Music Streams Hits $1bn Amid Anti-Piracy Push
Global music sales continue to fall but revenues from streaming and subscription services have topped $1bn (£600m) for the first time.
According to the International Federation of the Phonographic Industry (Ifpi), figures for 2013 show digital streams were up 51% globally.
It said streaming service Spotify now boasts more than 24m users, while established players such as Google and Apple have also launched their own offerings.
However, Ifpi's Digital Music Report 2014 continued the industry's calls for an overhaul of search engine results, which it said can aid online piracy.
"Search engines have pledged to do more to tackle online piracy, but there is still a long way to go," the group said as it released the report in London.
"In August 2012, Google announced that it was altering its algorithm to take account of notices received from rights holders to place infringing sites lower down in search results.
"Unfortunately, this seems to have had little impact.
Ifpi added: "A search for the name of any leading artist followed by the term 'mp3' in the leading search engines still returns a vast proportion of illegal links on the first page of results."
As an example, Ifpi listed the leading five performing artistes from the Billboard 100 and said that copyright infringement pages appeared on searches from Bing, Yahoo! and Google.
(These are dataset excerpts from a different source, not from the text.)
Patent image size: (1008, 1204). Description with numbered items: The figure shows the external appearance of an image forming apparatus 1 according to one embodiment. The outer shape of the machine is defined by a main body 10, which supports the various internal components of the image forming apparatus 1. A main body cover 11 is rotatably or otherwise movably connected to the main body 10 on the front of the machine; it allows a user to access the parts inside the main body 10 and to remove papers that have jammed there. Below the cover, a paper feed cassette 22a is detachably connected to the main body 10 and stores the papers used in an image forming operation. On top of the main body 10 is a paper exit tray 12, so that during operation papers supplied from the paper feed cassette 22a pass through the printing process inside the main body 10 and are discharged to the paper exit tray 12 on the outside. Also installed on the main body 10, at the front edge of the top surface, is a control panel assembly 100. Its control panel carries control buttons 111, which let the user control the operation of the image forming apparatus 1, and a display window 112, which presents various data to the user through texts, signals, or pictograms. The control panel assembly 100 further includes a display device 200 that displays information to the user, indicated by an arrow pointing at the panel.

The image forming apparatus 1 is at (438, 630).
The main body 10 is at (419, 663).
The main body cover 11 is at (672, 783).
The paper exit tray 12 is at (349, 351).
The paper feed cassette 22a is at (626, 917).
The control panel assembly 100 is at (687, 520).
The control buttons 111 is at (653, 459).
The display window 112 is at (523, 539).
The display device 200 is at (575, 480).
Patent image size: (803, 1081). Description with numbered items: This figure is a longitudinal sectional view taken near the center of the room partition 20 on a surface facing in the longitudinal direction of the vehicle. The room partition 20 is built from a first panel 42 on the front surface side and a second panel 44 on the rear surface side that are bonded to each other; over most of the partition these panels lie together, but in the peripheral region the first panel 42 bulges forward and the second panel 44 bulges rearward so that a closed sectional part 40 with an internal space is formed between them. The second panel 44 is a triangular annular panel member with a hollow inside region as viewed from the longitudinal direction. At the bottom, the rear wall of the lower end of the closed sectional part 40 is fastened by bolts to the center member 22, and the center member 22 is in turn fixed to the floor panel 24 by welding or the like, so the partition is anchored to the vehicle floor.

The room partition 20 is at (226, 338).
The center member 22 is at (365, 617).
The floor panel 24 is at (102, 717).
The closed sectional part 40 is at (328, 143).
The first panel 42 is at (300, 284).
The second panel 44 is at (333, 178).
Ifpi said that by last January, the global recording industry had sent in total more than 100 million requests to Google to remove links to infringing content.
It said the number of requests would have been higher but Google caps the number of requests on rights groups.
Approached by Sky News, a Google spokesman was unavailable for comment.
Mainstream search engine insiders question the Ifpi methodology, saying they have taken millions of pirated content links off their portals and insist independent evidence does not back-up the piracy-support claims.
Ifpi lambasted Russian social network vKontakte, which it said allowed its 55 million average daily users to upload and share music and video files.
It added that the City of London's Police Intellectual Property Crime Unit (Pipcu), funded by the Intellectual Property Office, has taken a key role in targeting infringement of rights holders.